Jean-Marc Jouannet, administrateur de la Fédération nationale solidarité femmes (FNSF), qui regroupe 67 associations de défense des femmes battues à travers la France et chapeaute le numéro d'aide 3919, nous explique quel rôle, concrètement, peuvent selon lui jouer les pharmaciens pour aider les femmes victimes de violences à sortir de l'enfer. Sachant qu'elles sont particulièrement exposées aux coups en cette période de confinement, puisque selon le ministre de l'Intérieur, Christophe Castaner, les violences conjugales ont progressé de 36 % en zone gendarmerie depuis la mesure sanitaire pour tenter de freiner la diffusion du virus. Ce fin connaisseur du terrain, qui préside aussi une association locale, « Du côté des femmes », à Cergy (Val-d'Oise), pense en premier lieu que les pharmaciens peuvent entrer en contact, en amont, avec les associations spécialisées de leur territoire, dont les coordonnées sont disponibles ici, pour avoir, par téléphone, une sorte de formation sur l'attitude et les réactions à avoir pour aider la victime à se livrer. « Par exemple, il y a des réflexes tout simples à adopter pour réellement écouter : ne pas répondre tout de suite quand la femme commence à parler, ne pas interrompre ou fermer la discussion mais au contraire l'ouvrir, ne surtout pas vouloir rassurer en minimisant… L'idée est de faire en sorte que la femme ait confiance et se dise “J'ai enfin face à moi quelqu'un qui m'écoute et peut être un recours” », détaille Jean-Marc Jouannet.

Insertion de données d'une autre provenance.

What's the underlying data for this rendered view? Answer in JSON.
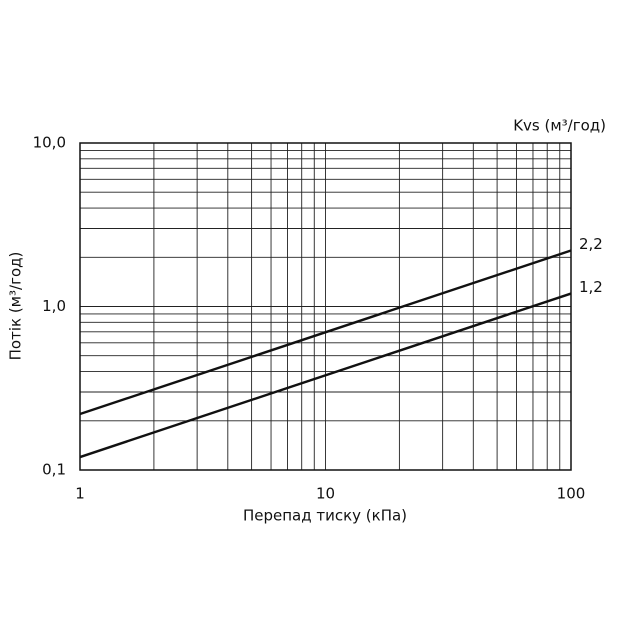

Proposer de téléphoner sur place
Voilà pour la « formation » : des conseils simples de professionnels associatifs aguerris que les pharmaciens ne doivent pas hésiter à solliciter. Mais concrètement, comment peut-on agir à l’officine ? « S'il s'agit par exemple d'une voisine, il faut lui confier les coordonnées des associations. Si c'est la femme elle-même qui vient, deux cas de figure se présentent : s'il y a une urgence, des signes visibles de coups, il faut contacter la police pour mettre la victime en sécurité et permettre sa prise en charge. Si le degré d'urgence est moindre, l'important est d'établir un dialogue. Donner les contacts des associations, éventuellement les appeler avec elle… » Conseil important du responsable associatif : « Le pharmacien peut proposer à la femme de passer son appel à partir du téléphone de la pharmacie. Car l'imagination, chez les hommes violents, va très souvent jusqu'à espionner scrupuleusement le portable de leur conjointe pour l'empêcher de solliciter de l'aide. D'ailleurs, le numéro 3919, quand on l'appelle, est invisible : il n'apparaît pas dans les relevés. »

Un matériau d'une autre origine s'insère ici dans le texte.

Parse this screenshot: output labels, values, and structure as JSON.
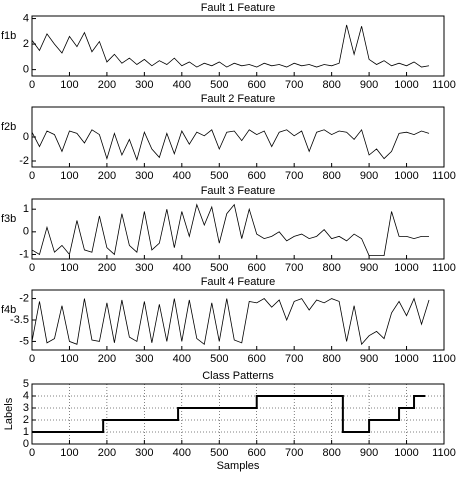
{
  "chart_data": [
    {
      "type": "line",
      "title": "Fault 1 Feature",
      "y_label": "f1b",
      "color": "#000000",
      "grid": false,
      "x": [
        0,
        20,
        40,
        60,
        80,
        100,
        120,
        140,
        160,
        180,
        200,
        220,
        240,
        260,
        280,
        300,
        320,
        340,
        360,
        380,
        400,
        420,
        440,
        460,
        480,
        500,
        520,
        540,
        560,
        580,
        600,
        620,
        640,
        660,
        680,
        700,
        720,
        740,
        760,
        780,
        800,
        820,
        840,
        860,
        880,
        900,
        920,
        940,
        960,
        980,
        1000,
        1020,
        1040,
        1060
      ],
      "values": [
        2.3,
        1.5,
        2.8,
        2.0,
        1.3,
        2.6,
        1.8,
        2.9,
        1.4,
        2.2,
        0.6,
        1.2,
        0.5,
        0.9,
        0.4,
        0.8,
        0.3,
        0.7,
        0.4,
        0.9,
        0.3,
        0.6,
        0.2,
        0.5,
        0.3,
        0.6,
        0.2,
        0.5,
        0.3,
        0.4,
        0.2,
        0.5,
        0.3,
        0.4,
        0.2,
        0.5,
        0.3,
        0.4,
        0.2,
        0.4,
        0.3,
        0.5,
        3.5,
        1.2,
        3.4,
        0.8,
        0.4,
        0.7,
        0.3,
        0.5,
        0.3,
        0.6,
        0.2,
        0.3
      ],
      "xlim": [
        0,
        1100
      ],
      "xticks": [
        0,
        100,
        200,
        300,
        400,
        500,
        600,
        700,
        800,
        900,
        1000,
        1100
      ],
      "ylim": [
        -0.5,
        4.2
      ],
      "yticks": [
        0,
        2,
        4
      ]
    },
    {
      "type": "line",
      "title": "Fault 2 Feature",
      "y_label": "f2b",
      "color": "#000000",
      "grid": false,
      "x": [
        0,
        20,
        40,
        60,
        80,
        100,
        120,
        140,
        160,
        180,
        200,
        220,
        240,
        260,
        280,
        300,
        320,
        340,
        360,
        380,
        400,
        420,
        440,
        460,
        480,
        500,
        520,
        540,
        560,
        580,
        600,
        620,
        640,
        660,
        680,
        700,
        720,
        740,
        760,
        780,
        800,
        820,
        840,
        860,
        880,
        900,
        920,
        940,
        960,
        980,
        1000,
        1020,
        1040,
        1060
      ],
      "values": [
        0.4,
        -0.8,
        0.5,
        0.2,
        -1.2,
        0.5,
        0.3,
        -0.5,
        0.6,
        0.2,
        -1.8,
        0.3,
        -1.5,
        -0.2,
        -1.9,
        0.4,
        -1.0,
        -1.7,
        0.3,
        -1.4,
        0.5,
        -0.6,
        0.4,
        0.1,
        0.6,
        -1.0,
        0.4,
        0.5,
        -0.3,
        0.6,
        0.2,
        0.5,
        -0.8,
        0.4,
        0.6,
        0.1,
        0.5,
        -1.2,
        0.4,
        0.6,
        0.2,
        0.5,
        0.4,
        -0.2,
        0.6,
        -1.5,
        -1.0,
        -1.8,
        -1.2,
        0.3,
        0.4,
        0.2,
        0.5,
        0.3
      ],
      "xlim": [
        0,
        1100
      ],
      "xticks": [
        0,
        100,
        200,
        300,
        400,
        500,
        600,
        700,
        800,
        900,
        1000,
        1100
      ],
      "ylim": [
        -2.5,
        2.5
      ],
      "yticks": [
        -2,
        0
      ]
    },
    {
      "type": "line",
      "title": "Fault 3 Feature",
      "y_label": "f3b",
      "color": "#000000",
      "grid": false,
      "x": [
        0,
        20,
        40,
        60,
        80,
        100,
        120,
        140,
        160,
        180,
        200,
        220,
        240,
        260,
        280,
        300,
        320,
        340,
        360,
        380,
        400,
        420,
        440,
        460,
        480,
        500,
        520,
        540,
        560,
        580,
        600,
        620,
        640,
        660,
        680,
        700,
        720,
        740,
        760,
        780,
        800,
        820,
        840,
        860,
        880,
        900,
        920,
        940,
        960,
        980,
        1000,
        1020,
        1040,
        1060
      ],
      "values": [
        -0.8,
        -1.0,
        0.2,
        -0.9,
        -0.6,
        -1.0,
        0.5,
        -0.8,
        -0.9,
        0.7,
        -0.7,
        -1.0,
        0.8,
        -0.6,
        -0.9,
        0.9,
        -0.8,
        -0.5,
        1.0,
        -0.7,
        0.9,
        -0.2,
        1.2,
        0.3,
        1.1,
        -0.5,
        0.8,
        1.2,
        -0.3,
        1.0,
        -0.1,
        -0.3,
        -0.2,
        0.0,
        -0.4,
        -0.2,
        -0.1,
        -0.3,
        -0.2,
        0.1,
        -0.3,
        -0.2,
        -0.4,
        -0.1,
        -0.3,
        -1.05,
        -1.05,
        -1.05,
        0.9,
        -0.2,
        -0.2,
        -0.3,
        -0.2,
        -0.2
      ],
      "xlim": [
        0,
        1100
      ],
      "xticks": [
        0,
        100,
        200,
        300,
        400,
        500,
        600,
        700,
        800,
        900,
        1000,
        1100
      ],
      "ylim": [
        -1.2,
        1.45
      ],
      "yticks": [
        -1,
        0,
        1
      ]
    },
    {
      "type": "line",
      "title": "Fault 4 Feature",
      "y_label": "f4b",
      "color": "#000000",
      "grid": false,
      "x": [
        0,
        20,
        40,
        60,
        80,
        100,
        120,
        140,
        160,
        180,
        200,
        220,
        240,
        260,
        280,
        300,
        320,
        340,
        360,
        380,
        400,
        420,
        440,
        460,
        480,
        500,
        520,
        540,
        560,
        580,
        600,
        620,
        640,
        660,
        680,
        700,
        720,
        740,
        760,
        780,
        800,
        820,
        840,
        860,
        880,
        900,
        920,
        940,
        960,
        980,
        1000,
        1020,
        1040,
        1060
      ],
      "values": [
        -5.0,
        -2.2,
        -5.1,
        -4.8,
        -2.5,
        -5.0,
        -5.2,
        -2.0,
        -4.9,
        -5.0,
        -2.3,
        -5.1,
        -2.1,
        -4.7,
        -5.0,
        -2.2,
        -5.1,
        -2.4,
        -5.0,
        -2.0,
        -5.0,
        -2.1,
        -4.8,
        -5.2,
        -2.3,
        -5.0,
        -2.0,
        -4.9,
        -5.1,
        -2.2,
        -2.3,
        -2.0,
        -2.6,
        -2.1,
        -3.5,
        -2.2,
        -2.0,
        -2.8,
        -2.1,
        -2.3,
        -2.0,
        -2.2,
        -5.0,
        -2.5,
        -5.2,
        -4.6,
        -4.3,
        -4.8,
        -3.0,
        -2.2,
        -3.2,
        -2.0,
        -3.8,
        -2.1
      ],
      "xlim": [
        0,
        1100
      ],
      "xticks": [
        0,
        100,
        200,
        300,
        400,
        500,
        600,
        700,
        800,
        900,
        1000,
        1100
      ],
      "ylim": [
        -5.6,
        -1.4
      ],
      "yticks": [
        -5,
        -3.5,
        -2
      ]
    },
    {
      "type": "line",
      "title": "Class Patterns",
      "y_label": "Labels",
      "x_label": "Samples",
      "color": "#000000",
      "grid": true,
      "line_width": 2,
      "x": [
        0,
        190,
        190,
        390,
        390,
        600,
        600,
        830,
        830,
        900,
        900,
        980,
        980,
        1020,
        1020,
        1050
      ],
      "values": [
        1,
        1,
        2,
        2,
        3,
        3,
        4,
        4,
        1,
        1,
        2,
        2,
        3,
        3,
        4,
        4
      ],
      "xlim": [
        0,
        1100
      ],
      "xticks": [
        0,
        100,
        200,
        300,
        400,
        500,
        600,
        700,
        800,
        900,
        1000,
        1100
      ],
      "ylim": [
        0,
        5
      ],
      "yticks": [
        0,
        1,
        2,
        3,
        4,
        5
      ]
    }
  ]
}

À l'officine, on sait écouter
Jean-Marc Jouannet est convaincu que les pharmaciens – et a fortiori les pharmaciennes car la profession est très féminisée – sont d'excellents relais de terrain dans la lutte contre les violences conjugales. « Le pharmacien est souvent le premier interlocuteur. Il est toujours ouvert, même en ce moment, malgré le confinement. Et pour les femmes en détresse, c'est extrêmement positif de pouvoir s'appuyer sur quelqu'un de disponible. Et puis, c'est un professionnel de santé, capable d'évaluer la gravité d'une situation. Les pharmaciens sont habitués à entendre les gens exposer leurs problèmes. Les cas de comptoir, c'est leur quotidien. Or, une femme victime de violences qui vient se confier, c'est un peu ce type d'approche, en plus grave bien sûr, mais avec d'autant plus d'utilité ». Il rappelle qu'« il y a eu, en 2019, 190 décès dus à des féminicides et déjà 40 durant les 3 premiers mois de 2020 ». Et également que « les violences psychologiques, par la culpabilisation ou le dénigrement permanent, sont des violences à part entière ». Inévitablement, elles se traduiront un jour par « des coups de poings, des claques : c'est un processus classique ». La trentaine d'écoutantes du 3919, qui sont désormais entièrement redéployées en télétravail, sont disponibles du lundi au samedi de 9 h à 19 h.